Re: [PATCH v2 07/16] arm/arm64: KVM: Add PSCI version selection API
From: Marc Zyngier
Date: Wed Jan 31 2018 - 13:36:47 EST
On 31/01/18 18:03, Andrew Jones wrote:
> On Wed, Jan 31, 2018 at 05:45:56PM +0000, Marc Zyngier wrote:
>> On 31/01/18 17:38, Andrew Jones wrote:
>>> On Mon, Jan 29, 2018 at 05:45:50PM +0000, Marc Zyngier wrote:
>>>> Although we've implemented PSCI 1.0 and 1.1, nothing can select them
>>>> Since all the new PSCI versions are backward compatible, we decide to
>>>> default to the latest version of the PSCI implementation. This is no
>>>> different from doing a firmware upgrade on KVM.
>>>>
>>>> But in order to give a chance to hypothetical badly implemented guests
>>>> that would have a fit by discovering something other than PSCI 0.2,
>>>> let's provide a new API that allows userspace to pick one particular
>>>> version of the API.
>>>>
>>>> This is implemented as a new class of "firmware" registers, where
>>>> we expose the PSCI version. This allows the PSCI version to be
>>>> save/restored as part of a guest migration, and also set to
>>>> any supported version if the guest requires it.
>>>>
>>>> Signed-off-by: Marc Zyngier <marc.zyngier@xxxxxxx>
>>>> ---
>>>> Documentation/virtual/kvm/api.txt | 3 +-
>>>> Documentation/virtual/kvm/arm/psci.txt | 28 ++++++++++++++
>>>> arch/arm/include/asm/kvm_host.h | 3 ++
>>>> arch/arm/include/uapi/asm/kvm.h | 6 +++
>>>> arch/arm/kvm/guest.c | 13 +++++++
>>>> arch/arm64/include/asm/kvm_host.h | 3 ++
>>>> arch/arm64/include/uapi/asm/kvm.h | 6 +++
>>>> arch/arm64/kvm/guest.c | 14 ++++++-
>>>> include/kvm/arm_psci.h | 9 +++++
>>>> virt/kvm/arm/psci.c | 68 +++++++++++++++++++++++++++++++++-
>>>> 10 files changed, 149 insertions(+), 4 deletions(-)

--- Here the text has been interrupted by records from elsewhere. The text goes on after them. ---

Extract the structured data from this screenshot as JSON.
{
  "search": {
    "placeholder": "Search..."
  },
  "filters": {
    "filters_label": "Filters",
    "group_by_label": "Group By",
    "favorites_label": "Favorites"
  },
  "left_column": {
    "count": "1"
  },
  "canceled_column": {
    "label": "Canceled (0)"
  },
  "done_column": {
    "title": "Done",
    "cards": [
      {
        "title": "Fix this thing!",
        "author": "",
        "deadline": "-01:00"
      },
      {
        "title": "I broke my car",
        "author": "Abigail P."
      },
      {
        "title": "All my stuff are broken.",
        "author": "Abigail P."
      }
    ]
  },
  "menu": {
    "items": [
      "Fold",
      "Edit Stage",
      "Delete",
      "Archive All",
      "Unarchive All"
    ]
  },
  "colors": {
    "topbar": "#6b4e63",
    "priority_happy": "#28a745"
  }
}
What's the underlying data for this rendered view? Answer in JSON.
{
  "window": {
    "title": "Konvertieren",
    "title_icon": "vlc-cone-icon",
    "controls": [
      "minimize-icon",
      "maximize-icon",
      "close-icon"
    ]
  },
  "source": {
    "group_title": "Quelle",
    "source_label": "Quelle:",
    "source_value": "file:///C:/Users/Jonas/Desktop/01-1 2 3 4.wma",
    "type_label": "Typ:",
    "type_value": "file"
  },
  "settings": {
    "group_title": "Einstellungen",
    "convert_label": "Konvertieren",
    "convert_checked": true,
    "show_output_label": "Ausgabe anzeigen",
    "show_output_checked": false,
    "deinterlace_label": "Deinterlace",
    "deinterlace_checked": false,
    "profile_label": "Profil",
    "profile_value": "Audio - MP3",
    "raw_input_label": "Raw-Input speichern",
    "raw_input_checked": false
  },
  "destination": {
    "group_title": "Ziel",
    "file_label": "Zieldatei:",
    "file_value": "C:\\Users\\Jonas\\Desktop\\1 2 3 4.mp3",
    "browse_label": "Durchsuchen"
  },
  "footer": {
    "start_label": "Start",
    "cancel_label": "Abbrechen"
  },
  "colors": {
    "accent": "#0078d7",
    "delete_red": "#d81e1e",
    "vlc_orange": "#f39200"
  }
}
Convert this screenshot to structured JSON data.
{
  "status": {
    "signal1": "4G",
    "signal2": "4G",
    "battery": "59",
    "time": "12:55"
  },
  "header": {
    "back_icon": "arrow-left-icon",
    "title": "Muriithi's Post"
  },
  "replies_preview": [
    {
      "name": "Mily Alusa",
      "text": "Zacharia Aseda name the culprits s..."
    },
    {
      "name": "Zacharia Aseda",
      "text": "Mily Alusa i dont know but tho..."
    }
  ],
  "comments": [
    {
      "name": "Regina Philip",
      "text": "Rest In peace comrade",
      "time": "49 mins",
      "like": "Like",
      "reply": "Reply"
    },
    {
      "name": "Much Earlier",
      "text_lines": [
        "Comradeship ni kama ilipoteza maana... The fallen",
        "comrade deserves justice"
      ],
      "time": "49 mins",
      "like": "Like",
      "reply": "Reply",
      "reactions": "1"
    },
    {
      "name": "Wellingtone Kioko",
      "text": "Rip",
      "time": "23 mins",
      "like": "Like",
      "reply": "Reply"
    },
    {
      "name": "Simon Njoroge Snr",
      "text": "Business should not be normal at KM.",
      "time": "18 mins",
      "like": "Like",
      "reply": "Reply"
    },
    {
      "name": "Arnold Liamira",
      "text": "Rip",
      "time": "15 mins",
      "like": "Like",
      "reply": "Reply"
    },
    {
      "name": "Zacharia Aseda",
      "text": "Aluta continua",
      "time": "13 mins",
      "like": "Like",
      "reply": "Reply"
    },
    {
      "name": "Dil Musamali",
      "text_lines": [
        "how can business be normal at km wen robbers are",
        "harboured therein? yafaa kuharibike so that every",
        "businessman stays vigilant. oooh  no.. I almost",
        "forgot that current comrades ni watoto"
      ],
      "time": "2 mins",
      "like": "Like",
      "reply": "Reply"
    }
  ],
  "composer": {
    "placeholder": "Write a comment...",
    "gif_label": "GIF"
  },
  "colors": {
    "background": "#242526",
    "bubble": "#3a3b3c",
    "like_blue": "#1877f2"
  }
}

>>>> create mode 100644 Documentation/virtual/kvm/arm/psci.txt
>>>>
>>>> diff --git a/Documentation/virtual/kvm/api.txt b/Documentation/virtual/kvm/api.txt
>>>> index 57d3ee9e4bde..334905202141 100644
>>>> --- a/Documentation/virtual/kvm/api.txt
>>>> +++ b/Documentation/virtual/kvm/api.txt
>>>> @@ -2493,7 +2493,8 @@ Possible features:
>>>> and execute guest code when KVM_RUN is called.
>>>> - KVM_ARM_VCPU_EL1_32BIT: Starts the CPU in a 32bit mode.
>>>> Depends on KVM_CAP_ARM_EL1_32BIT (arm64 only).
>>>> - - KVM_ARM_VCPU_PSCI_0_2: Emulate PSCI v0.2 for the CPU.
>>>> + - KVM_ARM_VCPU_PSCI_0_2: Emulate PSCI v0.2 (or a future revision
>>>> + backward compatible with v0.2) for the CPU.
>>>> Depends on KVM_CAP_ARM_PSCI_0_2.
>>>> - KVM_ARM_VCPU_PMU_V3: Emulate PMUv3 for the CPU.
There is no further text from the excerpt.